My main research now contains 2 themes. The first is on Open Scholarship, including aspects of Open Access and peer review. The second is on ‘Meta-Palaeontology‘ – this includes some ‘traditional’ Palaeontology research, but also covering larger-scale studies of the whole research field. I do most of this as an independent research, as this gives me full flexibility to study what I want, and choose who to work with and where from. Freedom is bliss.
Doing a PhD
In late 2016, I completed my PhD at Imperial College London, after being awarded the Janet Watson Prize for research excellence. My research was on assessing the extinction status of the Jurassic/Cretaceous boundary, 145 million years ago. My thesis is available here, as well as all publications, which are of course Open Access.
I have some advice here via Academia Obscura for people currently doing a PhD, or seriously considering starting one. I don’t want to go into too much detail here, but a PhD is difficult. Like, really difficult. And if you want to stand out, it’s even harder. And if you’re not from a privileged background, it’ll be tougher still. The above achievement, and all the publications and other activities came at a huge personal cost. So I just want to say, if anyone has uncertainties about doing a PhD, what it involves, how to get published, etc., please feel free to contact me.
1. Abiotic factors controlling the evolution of tetrapods
The core of my research involves looking at the interplay of geology, the fossil record, and environmental change. This was to help gain a better understanding of the patterns of biodiversity and extinction we see through time, and which factors controlled them. This involves compensating for the fact that the structure and quality of the fossil record varies greatly through geological history. By compensating for these ‘biases’, we can gain a better understanding of the changing nature of biodiversity for different animal groups through time.
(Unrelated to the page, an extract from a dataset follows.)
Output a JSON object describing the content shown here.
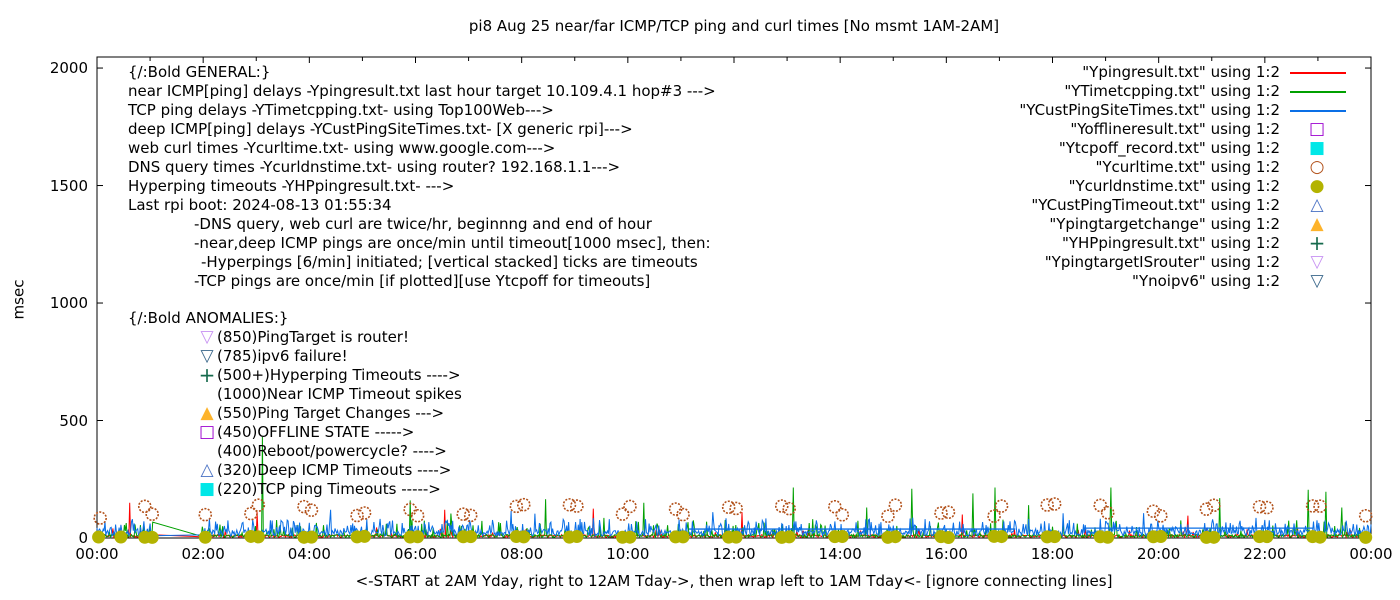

This is important as then we can use these baseline biodiversity patterns to gain a deeper understanding of the environmental and biological or ecological factors that have shaped major patterns in biotic evolution. My research focused on tetrapods – animals with four limbs, including mammals, dinosaurs, crocodiles, plesiosaurs, and turtles. What we found is that, over millions of years, changes in sea-level appear to have played an important role in shaping the biodiversity patterns in many different tetrapod groups.
2. The Jurassic/Cretaceous boundary – a hidden mass extinction?
My research focused on a specific period in time known as the Jurassic/Cretaceous boundary, around 145 million years ago. Initially regarded as a major extinction, more recent evidence suggests that the story is actually much more complicated (shocker). Around this time, we see the origin of numerous modern animal groups, which suggests that major events were occurring around this time that were important for our understanding of modern animal groups. For background reading, see this review paper. What we think happened is that, instead of a single instantaneous extinction ‘event’, there was a protracted phase of ‘faunal turnover’. This means that numerous smaller groups and species went extinct, but were subsequently replaced by new species who took their place within constantly changing ecosystems.
3. Atoposaurid systematics and the evolution of modern crocodiles
I also study the taxonomy and phylogenetic relationships of the ancestors and relatives of early crocodiles, a group called crocodyliforms. In particular, my work has focused in the evolutionary relationships of a cool but poorly understood group of extinct crocodyliforms known as atoposaurids. These little cuties were common in the Jurassic/Cretaceous transition, and might have been important for the ascent of modern crocodiles.
My research led to a taxonomic overhaul of the group, led to the identification of a new species, a new genus, and assisted in the taxonomic identification of several other potentially important specimens in the early evolution of crocodilian ancestors. This provided insight into the evolutionary changes during an important phase in crocodyliform history, the ‘Neosuchia-Eusuchia’ transition.
4. Open Science
In parallel with my main palaeontological research, I have also led a systematic review on Open Access, which surprisingly is my most highly-cited and re-used peer reviewed paper to date. Go figure. I also led an international project looking at the past, present, and future of peer review, which has been published here. For people who already know some stuff about peer review, skip to Section 4 for our idea of a novel, hybrid peer review and publishing platform, one that would be fit for the digital age.
For a comprehensive list of publications, including projects in development, please see here.
Peer review activities
Please see my Publons record for peer review activities. Please note that I charge a flat fee of £10,000 for each peer review completed (subject to concessions), which publishers agree to upon my acceptance to review for any journal they publish (see here for why).